Specially trained arborists were working throughout Everglades National Park's frontcountry to save damaged trees/NPS

"The new concessionaire coming in will be building overnight accommodations and a restaurant to building codes that are in place to better sustain not only the wind damage but also storm surge," he said. "In other words, facilities that are properly elevated to certain feet, and roofs that are tied to structures in a particular way, meeting the new code, which is a much better code than the one we had years ago.”

Interestingly, the superintendent said the park's backcountry seems to have evolved to handle hurricanes to a certain degree.

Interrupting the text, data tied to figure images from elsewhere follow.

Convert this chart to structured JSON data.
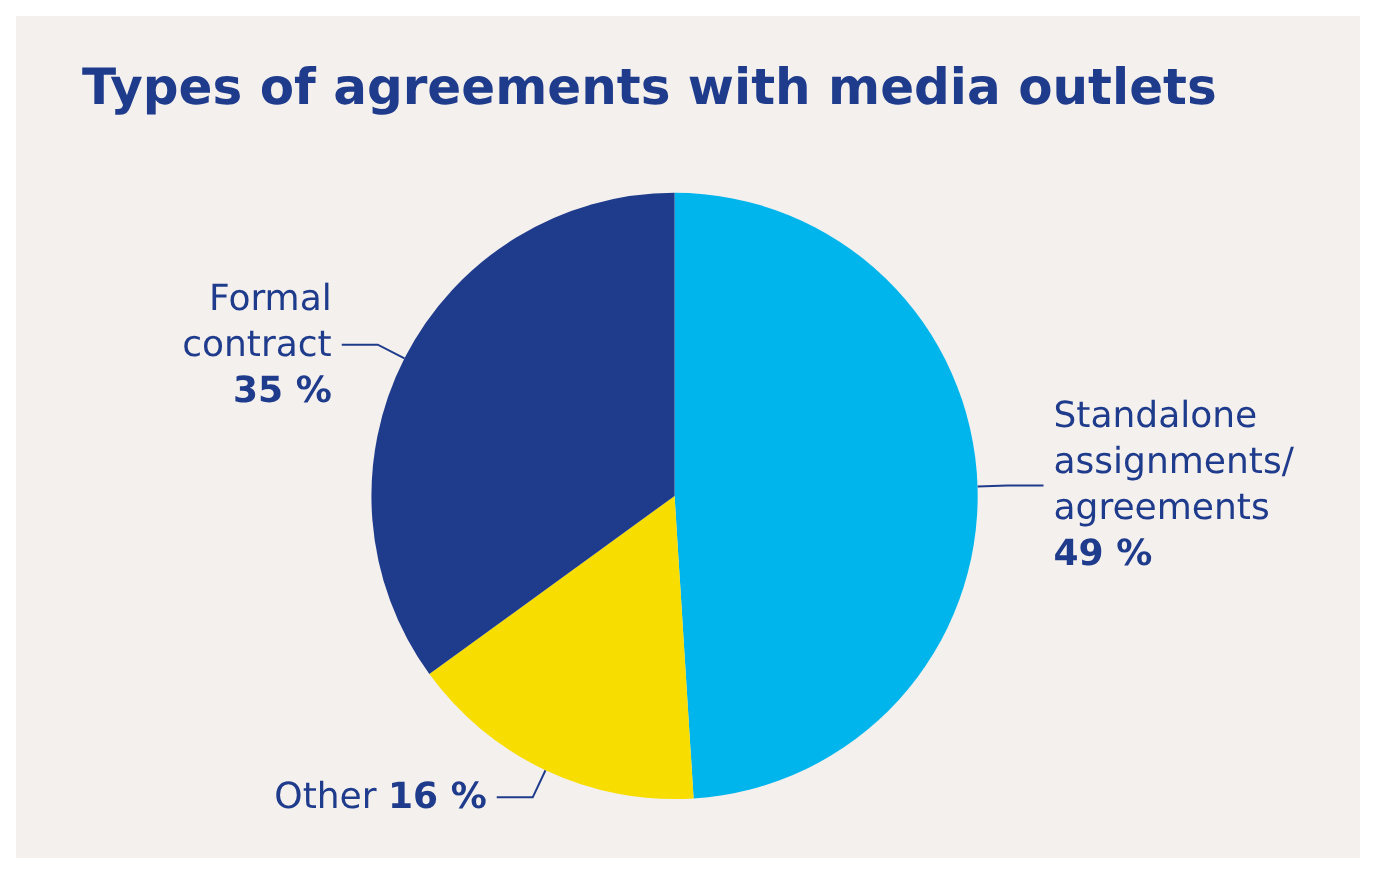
{
  "chart_data": {
    "type": "pie",
    "title": "Types of agreements with media outlets",
    "categories": [
      "Standalone assignments/agreements",
      "Other",
      "Formal contract"
    ],
    "values": [
      49,
      16,
      35
    ],
    "colors": [
      "#00b5ec",
      "#f7dd00",
      "#1f3b8c"
    ],
    "value_labels": [
      "49 %",
      "16 %",
      "35 %"
    ],
    "legend": false
  }
}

"I have been out in the field, I have flown it, and while there is a significant amount of trees that went down, particularly in the frontcountry, when you fly over the backcountry, I can’t help but to think that this system is really well-built (naturally) to sustain and make it through natural events like this," he said. "While there are trees down, I have to tell you looking at this park, as flooded as it looks right now, with the majority of the trees throughout the entire landscape still standing, it’s a spectacular sight.”

While the National Park Service's focus right now is to get Everglades and the other park units damaged by the hurricanes back up and running, assessments are getting under way to see how the natural resources -- the wildlife, birdlife, vegetation, sloughs, etc. -- weathered the storm.

"We’re already out there taking a look at what the ecological impacts longer term may be," Superintendent Ramos said. "We’re just beginning to do that kind of work. Time will tell.

"It takes a while, usually, for us to have a really good handle on those impacts. But from my personal observations, I see a lot of birds, they are in good numbers on the sides of the roads feeding, and in the frontcountry, which has been good to see. But monitoring is what we’re doing now so that we can really understand what the impacts have been to wildlife and also to vegetation as we move forward.”